Scaling success with AI in market research

AI Data analytics Innovations Trends

With great capabilities comes great opportunity. Artificial intelligence has come on leaps and bounds in recent years, and it seems new tools are being launched by the dozen serving many different uses in all industries. And market research is no different.


Insight experts have been steadily adopting artificial intelligence-based automated software to ease the more mundane tasks off their plate, with newsletter scheduling and other communication aspects now so commonly automated it seems almost odd when they are not. This has had the impact of increasing the speed of research and team efficiency, bringing it more into line with stakeholder expectations and the ever-increasing speed of business. But it seems that there is more that artificial intelligence can offer in this regard in the present day than ever before.

  1.       Informing Research Design

Research design has been a significant time-consuming process in the market research experience, with collaborations between insight experts and stakeholders resulting in exceptionally tailored research projects that generate incredible insights. It is where the creative skills start to come into their own, but it is also when we might fall back on old designs that we know have worked well in the past. It is an essential part of the process, and now there are AI-tools such as ChatGPT and Google’s Bard application that can help us generate new ideas and create new templates for research tasks in the design stage.

While we still need insight experts to build the content calendars, programme tasks and schedule them to go live, we would be remiss if we did not use AI-based tools and programmes to start the ball rolling so to speak – to give suggestions for research questions, task ideas, and base copy for community rules, all for insight teams to then edit to fit or disregard in favour of another they might think is better suited. Whether we take these AI-based ideas and run with them, we use them as inspiration for something better, or we understand why they will not work use them to figure out the right path – AI tools are here to help with research design in whatever way they can.

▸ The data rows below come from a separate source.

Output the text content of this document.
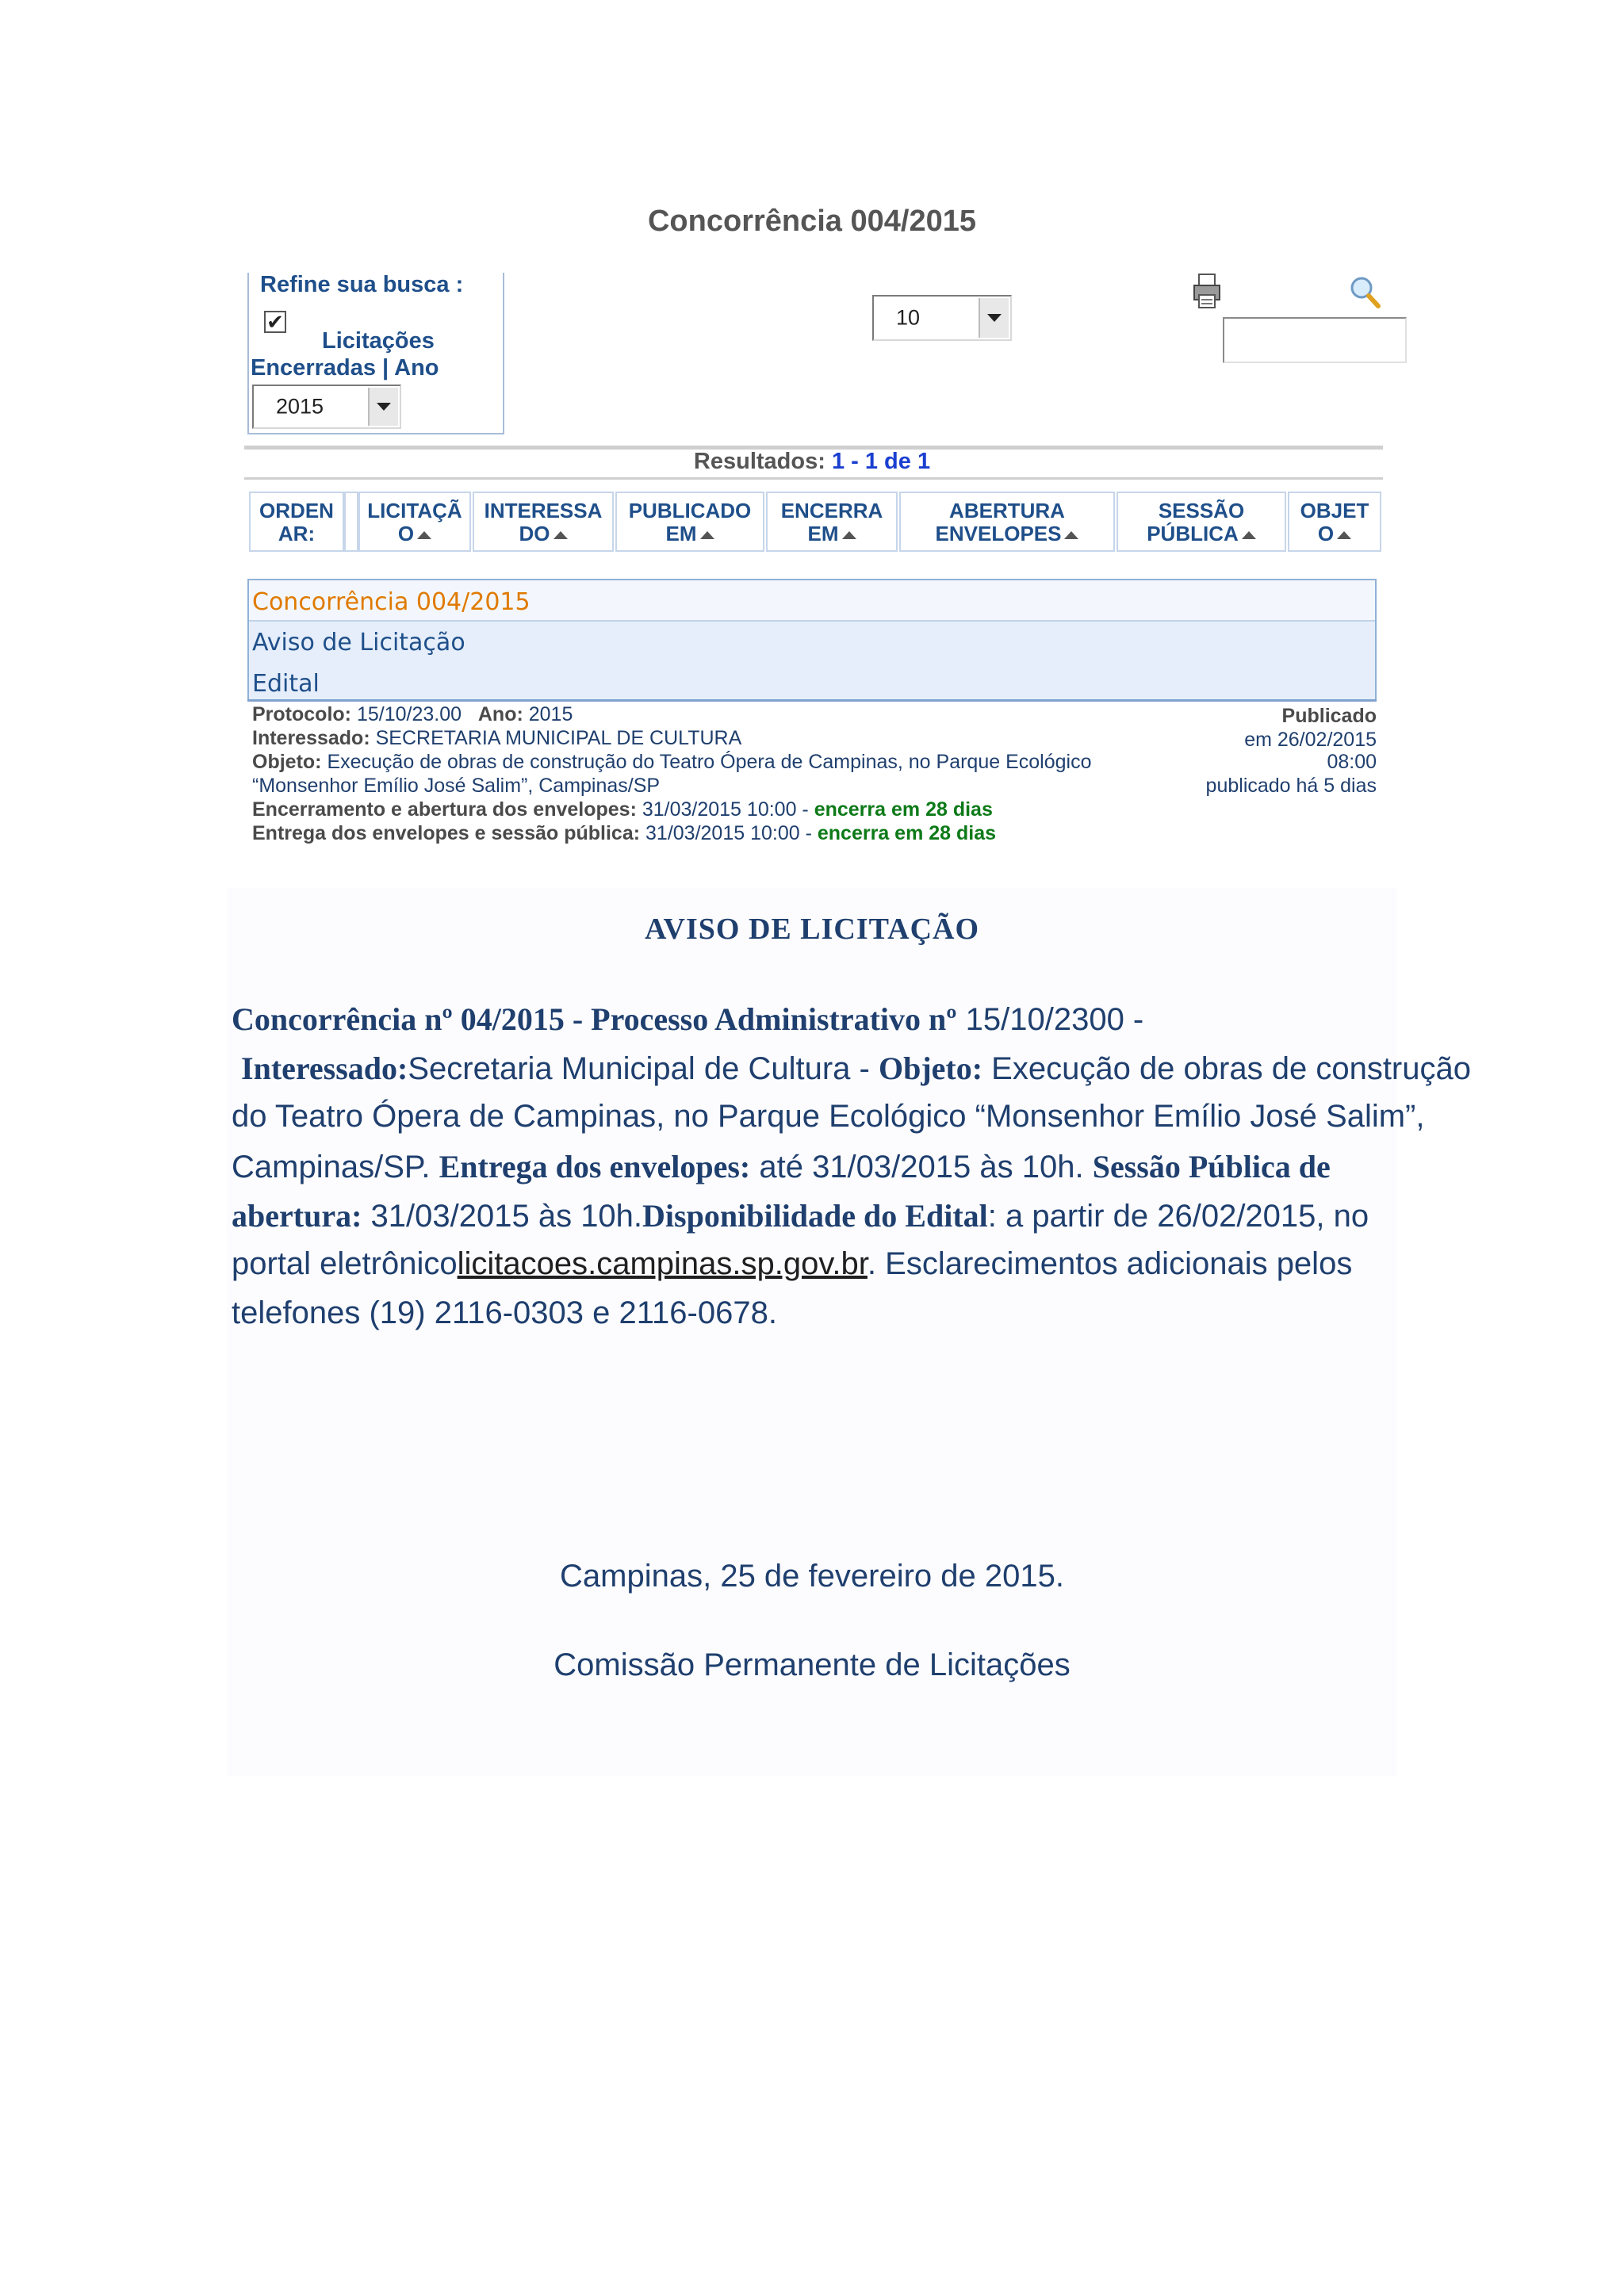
Concorrência 004/2015
Refine sua busca :
✔
Licitações
Encerradas | Ano
2015
10
Resultados: 1 - 1 de 1
ORDEN
AR:
LICITAÇÃ
O
INTERESSA
DO
PUBLICADO
EM
ENCERRA
EM
ABERTURA
ENVELOPES
SESSÃO
PÚBLICA
OBJET
O
Concorrência 004/2015
Aviso de Licitação
Edital
Protocolo: 15/10/23.00 Ano: 2015
Interessado: SECRETARIA MUNICIPAL DE CULTURA
Objeto: Execução de obras de construção do Teatro Ópera de Campinas, no Parque Ecológico
“Monsenhor Emílio José Salim”, Campinas/SP
Encerramento e abertura dos envelopes: 31/03/2015 10:00 - encerra em 28 dias
Entrega dos envelopes e sessão pública: 31/03/2015 10:00 - encerra em 28 dias
Publicado
em 26/02/2015
08:00
publicado há 5 dias
AVISO DE LICITAÇÃO
Concorrência nº 04/2015 - Processo Administrativo nº 15/10/2300 -
Interessado:Secretaria Municipal de Cultura - Objeto: Execução de obras de construção
do Teatro Ópera de Campinas, no Parque Ecológico “Monsenhor Emílio José Salim”,
Campinas/SP. Entrega dos envelopes: até 31/03/2015 às 10h. Sessão Pública de
abertura: 31/03/2015 às 10h.Disponibilidade do Edital: a partir de 26/02/2015, no
portal eletrônicolicitacoes.campinas.sp.gov.br. Esclarecimentos adicionais pelos
telefones (19) 2116-0303 e 2116-0678.
Campinas, 25 de fevereiro de 2015.
Comissão Permanente de Licitações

  1.       Innovative Qualitative Analysis

With the rapid advancements of artificial intelligence in all industries, it is about time we see some advancements in some more time-consuming areas of the research experience. Areas such as data analysis. There are many quantitative tools available to insight experts to sift through statistical data and present them in graphs, tables and charts – but only very recently have we seen some tools appearing on research marketplaces that work with qualitative data.

With new evolutions of artificial intelligence such as generative AI, there is renewed potential for insight teams to hand over the initial analysis of qualitative data to automation. Generative AI tools like FlexMR’s TextMR promises fantastic automated text analysis, not just through keywords, but sentiment analysis with thematic tagging, which helps insight teams jump to the most important part of analysis – high-quality insight generation.

The time saved from tools like TextMR means insight experts can act more like consultants, focus on getting stakeholders to activate the insights they generate and make use of them throughout an organisation. Qualitative analysis especially has been a time sink, previously necessary for good qualitative insights, but now we can start from further down the race track and communicate qualitative insights faster than ever before.

  1.       Enhanced Communications

Communicating with participants, whether that is through scheduled research tasks, through regular updates and newsletters, or simply ad-hoc replying to participant questions and concerns, could be considered a full-time job. In fact, there are engagement managers who are solely responsible for this role in an insight team; but not all insight teams can afford to dedicate someone to this task and this part of the participant experience suffers for it. This is where automations and AI tools come in.

Tools such as ChatGPT for participant communication could be used for some basic idea and text generation for researchers to then edit with brand tone of voice and additional context, as well as using applications like Hemingway Editor or Grammarly for any proofing needs; but there are also more automation tools available around scheduling communications and providing initial responses to participant queries. Chatbots to categorise and determine the priority of a participant query could e incredibly useful for researchers who are strapped for time, and email scheduling is something most email platforms can do too.

But participant relationship management can also be managed in-house from some research platforms such as FlexMR’s InsightHub. Alongside integrated data collection and analysis tools is an area to create impactful newsletters and send them to pre-constructed consumer groups to close the feedback loop. Other participant communication can be accessed through the direct inbox on each participant and researcher accounts, or through moderation on asynchronous research tasks such as focus groups and surveys.

Further Embedding AI in Market Research

Whilst we clamour about the evolving potential and present-day application of artificial intelligence, we must also consider the publicised warnings surrounding its adoption into all aspects of the research process.

There will always be a need for insight experts in all industries no matter how far advanced artificial intelligence comes along. We must always check it is work over, and use it as a base rather than the final product; there will still be some work to be done in these areas, but we can tackle them faster with a base there to edit first rather than having to create it all from scratch.

AI does not know how to design research that is fair and empowering. It does not have innate contextual knowledge like researchers do. So, while we can use AI to help us along and there will undoubtedly be more artificial intelligence software developed in the very near future for us to incorporate into other aspects of the research experience, there is still a job there for insight experts in businesses across all industries.